Denn ich bin an allem schuld – Kuckucksmutter fragt um Rat


titelbild kuckucksmutter

Was kann Kuckucksmutter Marina machen?

Hallo und danke für Eure außerordentlich wichtige Arbeit.

Ich trage mich schon eine Weile mit dem Gedanken, mich auf diesem Wege zu melden. Um es erstmal kurz zu fassen, ich denke, dass der Vater meiner Tochter nicht ihr leiblicher Vater ist. Wir leben seit 2012 getrennt und unsere Tochter wird 7 Jahre jung.

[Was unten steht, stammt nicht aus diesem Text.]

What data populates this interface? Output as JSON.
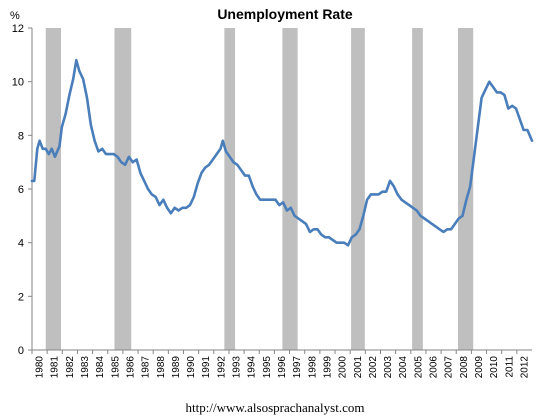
{
  "chart_data": {
    "type": "line",
    "title": "Unemployment Rate",
    "ylabel": "%",
    "ylim": [
      0,
      12
    ],
    "yticks": [
      "0",
      "2",
      "4",
      "6",
      "8",
      "10",
      "12"
    ],
    "xticks": [
      "1980",
      "1981",
      "1982",
      "1983",
      "1984",
      "1985",
      "1986",
      "1987",
      "1988",
      "1989",
      "1990",
      "1991",
      "1992",
      "1993",
      "1994",
      "1995",
      "1996",
      "1997",
      "1998",
      "1999",
      "2000",
      "2001",
      "2002",
      "2003",
      "2004",
      "2005",
      "2006",
      "2007",
      "2008",
      "2009",
      "2010",
      "2011",
      "2012"
    ],
    "x_range": [
      1980.0,
      2012.75
    ],
    "grid": false,
    "legend": "none",
    "shaded_periods": [
      [
        1980.9,
        1981.9
      ],
      [
        1985.4,
        1986.5
      ],
      [
        1992.6,
        1993.3
      ],
      [
        1996.4,
        1997.4
      ],
      [
        2000.9,
        2001.8
      ],
      [
        2004.9,
        2005.6
      ],
      [
        2007.9,
        2008.9
      ]
    ],
    "series": [
      {
        "values": [
          [
            1980.0,
            6.3
          ],
          [
            1980.15,
            6.3
          ],
          [
            1980.35,
            7.5
          ],
          [
            1980.5,
            7.8
          ],
          [
            1980.7,
            7.5
          ],
          [
            1980.9,
            7.5
          ],
          [
            1981.1,
            7.3
          ],
          [
            1981.3,
            7.5
          ],
          [
            1981.5,
            7.2
          ],
          [
            1981.8,
            7.6
          ],
          [
            1981.95,
            8.3
          ],
          [
            1982.2,
            8.8
          ],
          [
            1982.45,
            9.5
          ],
          [
            1982.7,
            10.1
          ],
          [
            1982.9,
            10.8
          ],
          [
            1983.1,
            10.4
          ],
          [
            1983.35,
            10.1
          ],
          [
            1983.6,
            9.4
          ],
          [
            1983.85,
            8.4
          ],
          [
            1984.1,
            7.8
          ],
          [
            1984.35,
            7.4
          ],
          [
            1984.6,
            7.5
          ],
          [
            1984.85,
            7.3
          ],
          [
            1985.1,
            7.3
          ],
          [
            1985.35,
            7.3
          ],
          [
            1985.6,
            7.2
          ],
          [
            1985.85,
            7.0
          ],
          [
            1986.1,
            6.9
          ],
          [
            1986.35,
            7.2
          ],
          [
            1986.6,
            7.0
          ],
          [
            1986.85,
            7.1
          ],
          [
            1987.1,
            6.6
          ],
          [
            1987.35,
            6.3
          ],
          [
            1987.6,
            6.0
          ],
          [
            1987.85,
            5.8
          ],
          [
            1988.1,
            5.7
          ],
          [
            1988.35,
            5.4
          ],
          [
            1988.6,
            5.6
          ],
          [
            1988.85,
            5.3
          ],
          [
            1989.1,
            5.1
          ],
          [
            1989.35,
            5.3
          ],
          [
            1989.6,
            5.2
          ],
          [
            1989.85,
            5.3
          ],
          [
            1990.1,
            5.3
          ],
          [
            1990.35,
            5.4
          ],
          [
            1990.6,
            5.7
          ],
          [
            1990.85,
            6.2
          ],
          [
            1991.1,
            6.6
          ],
          [
            1991.35,
            6.8
          ],
          [
            1991.6,
            6.9
          ],
          [
            1991.85,
            7.1
          ],
          [
            1992.1,
            7.3
          ],
          [
            1992.35,
            7.5
          ],
          [
            1992.5,
            7.8
          ],
          [
            1992.7,
            7.4
          ],
          [
            1992.95,
            7.2
          ],
          [
            1993.2,
            7.0
          ],
          [
            1993.45,
            6.9
          ],
          [
            1993.7,
            6.7
          ],
          [
            1993.95,
            6.5
          ],
          [
            1994.2,
            6.5
          ],
          [
            1994.45,
            6.1
          ],
          [
            1994.7,
            5.8
          ],
          [
            1994.95,
            5.6
          ],
          [
            1995.2,
            5.6
          ],
          [
            1995.45,
            5.6
          ],
          [
            1995.7,
            5.6
          ],
          [
            1995.95,
            5.6
          ],
          [
            1996.2,
            5.4
          ],
          [
            1996.45,
            5.5
          ],
          [
            1996.7,
            5.2
          ],
          [
            1996.95,
            5.3
          ],
          [
            1997.2,
            5.0
          ],
          [
            1997.45,
            4.9
          ],
          [
            1997.7,
            4.8
          ],
          [
            1997.95,
            4.7
          ],
          [
            1998.2,
            4.4
          ],
          [
            1998.45,
            4.5
          ],
          [
            1998.7,
            4.5
          ],
          [
            1998.95,
            4.3
          ],
          [
            1999.2,
            4.2
          ],
          [
            1999.45,
            4.2
          ],
          [
            1999.7,
            4.1
          ],
          [
            1999.95,
            4.0
          ],
          [
            2000.2,
            4.0
          ],
          [
            2000.45,
            4.0
          ],
          [
            2000.7,
            3.9
          ],
          [
            2000.95,
            4.2
          ],
          [
            2001.2,
            4.3
          ],
          [
            2001.45,
            4.5
          ],
          [
            2001.7,
            5.0
          ],
          [
            2001.95,
            5.6
          ],
          [
            2002.2,
            5.8
          ],
          [
            2002.45,
            5.8
          ],
          [
            2002.7,
            5.8
          ],
          [
            2002.95,
            5.9
          ],
          [
            2003.2,
            5.9
          ],
          [
            2003.45,
            6.3
          ],
          [
            2003.7,
            6.1
          ],
          [
            2003.95,
            5.8
          ],
          [
            2004.2,
            5.6
          ],
          [
            2004.45,
            5.5
          ],
          [
            2004.7,
            5.4
          ],
          [
            2004.95,
            5.3
          ],
          [
            2005.2,
            5.2
          ],
          [
            2005.45,
            5.0
          ],
          [
            2005.7,
            4.9
          ],
          [
            2005.95,
            4.8
          ],
          [
            2006.2,
            4.7
          ],
          [
            2006.45,
            4.6
          ],
          [
            2006.7,
            4.5
          ],
          [
            2006.95,
            4.4
          ],
          [
            2007.2,
            4.5
          ],
          [
            2007.45,
            4.5
          ],
          [
            2007.7,
            4.7
          ],
          [
            2007.95,
            4.9
          ],
          [
            2008.2,
            5.0
          ],
          [
            2008.45,
            5.6
          ],
          [
            2008.7,
            6.1
          ],
          [
            2008.95,
            7.2
          ],
          [
            2009.2,
            8.3
          ],
          [
            2009.45,
            9.4
          ],
          [
            2009.7,
            9.7
          ],
          [
            2009.95,
            10.0
          ],
          [
            2010.2,
            9.8
          ],
          [
            2010.45,
            9.6
          ],
          [
            2010.7,
            9.6
          ],
          [
            2010.95,
            9.5
          ],
          [
            2011.2,
            9.0
          ],
          [
            2011.45,
            9.1
          ],
          [
            2011.7,
            9.0
          ],
          [
            2011.95,
            8.6
          ],
          [
            2012.2,
            8.2
          ],
          [
            2012.45,
            8.2
          ],
          [
            2012.6,
            8.0
          ],
          [
            2012.75,
            7.8
          ]
        ]
      }
    ],
    "colors": {
      "line": "#4a7ebb",
      "shade": "#bfbfbf",
      "axis": "#868686"
    }
  },
  "footer": {
    "url": "http://www.alsosprachanalyst.com"
  }
}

Ich kann nicht in Worte fassen, wie es in mir aussieht. Angst, Scham und Hilflosigkeit sind mein täglicher Begleiter.

Zu Recht. Denn ich bin an allem schuld und verdiene diesen Zustand. Denn ich bin verantwortlich für all das Leid.

Es ist meine Pflicht alle Beteiligten in Kenntnis zu setzen.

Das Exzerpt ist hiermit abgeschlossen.